As startups roubaram o lugar de destaque a grandes empresas que produzem e exportam cereais; fizeram sair do brilho os grandes grupos que fazem crescer milho, soja, trigo, mas também verduras, legumes e frutas. E quando lemos algo mais agrícola, são muitas vezes agrotechs (os visionários da aplicação das novas tecnologias ao setor) ou “histórias fofinhas” do homem de negócios que largou a posição de trader na City para plantar mirtilos ou da executiva da banca que atirou tudo às malvas “porque já não conseguia respirar na cidade”.

Portugal não é uma exceção neste cenário de abandono da agricultura. Em 1960, o Valor Acrescentado Bruto do setor da Agricultura e Pescas em Portugal contribuía com 21,6% para o PIB nacional. Ou seja, representava um quinto da criação de riqueza em Portugal. Há dois anos, em 2023, este rácio tinha encolhido quase dez vezes, fixando-se nos 2,4%. Visto assim parece uma má notícia, mas não é tão má como parece.

Na verdade, estes 2,4% representam o travar de uma tendência de descida que não tem parado (com picos de recuperação pontuais) desde 1961. Mais, até evidenciam uma ténue, mas paulatina, subida desde 2007.

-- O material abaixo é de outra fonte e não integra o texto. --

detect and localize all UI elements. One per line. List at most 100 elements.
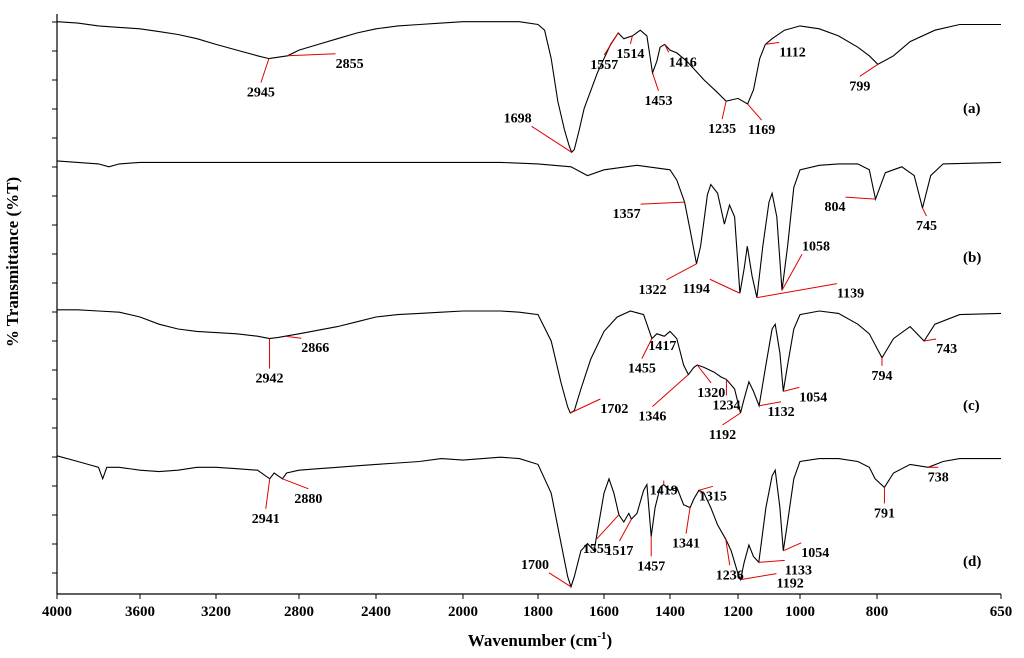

Isto é um sinal do triunfo da agricultura de nicho de que falava acima? Talvez tenha algum impacto, mas não decisivo. Acredito, sim, que estamos perante uma evolução muito sustentada de um setor tradicional que soube reinventar-se e que está a captar talento nas universidades portuguesas, algumas delas exímias na Agronomia, Engenharia Agrónoma, Engenharia Florestal e também, claro, na Gestão. Novos decisores com massa cinzenta suficiente para pegar nas mais recentes tecnologias, como os drones ou as câmaras térmicas, e transformá-las em novas técnicas agrícolas; para usar a IA e os supercomputadores para projetar janelas ótimas para plantar e colher, ou para antecipar flutuações de temperatura potencialmente catastróficas.

Em suma, um setor que está a mudar por dentro, e sobretudo a tomar decisões mais sensatas do que nos anos loucos de 1990’s, quando os fundos comunitários eram torrados em carros de luxo ou quase inúteis (mas lucrativas) plantações de girassóis. Os números indicam que o setor está a contribuir cada vez mais para o PIB e isso só pode ser um bom sinal.

Portugal tem condições únicas para a agricultura: água; um clima moderado na maior parte do ano e terreno capaz de albergar culturas de oliveira ou vinha como poucos. Já o escrevi neste espaço antes: “As grandes batalhas do futuro serão pela água.” E mais cedo do que pensamos.

O nosso país (ainda) tem imensa água. Podem estar mal distribuídas e com fracos canais de distribuição, mas Portugal tem enormes reservas hídricas e uma costa que está “a pedir” por centrais de dessalinização da água do mar.

Quanto ao azeite e ao vinho são hoje dos maiores embaixadores da marca Portugal em todo o Mundo.

Como diz Luís Mira, o secretário-geral da CAP, na entrevista que publicamos neste caderno, o que falta é uma estratégia pública capaz de ajudar o setor a dar mais um salto. Com 30 governos e 2250 governantes nos últimos 50 anos torna-se difícil. Mas não impossível.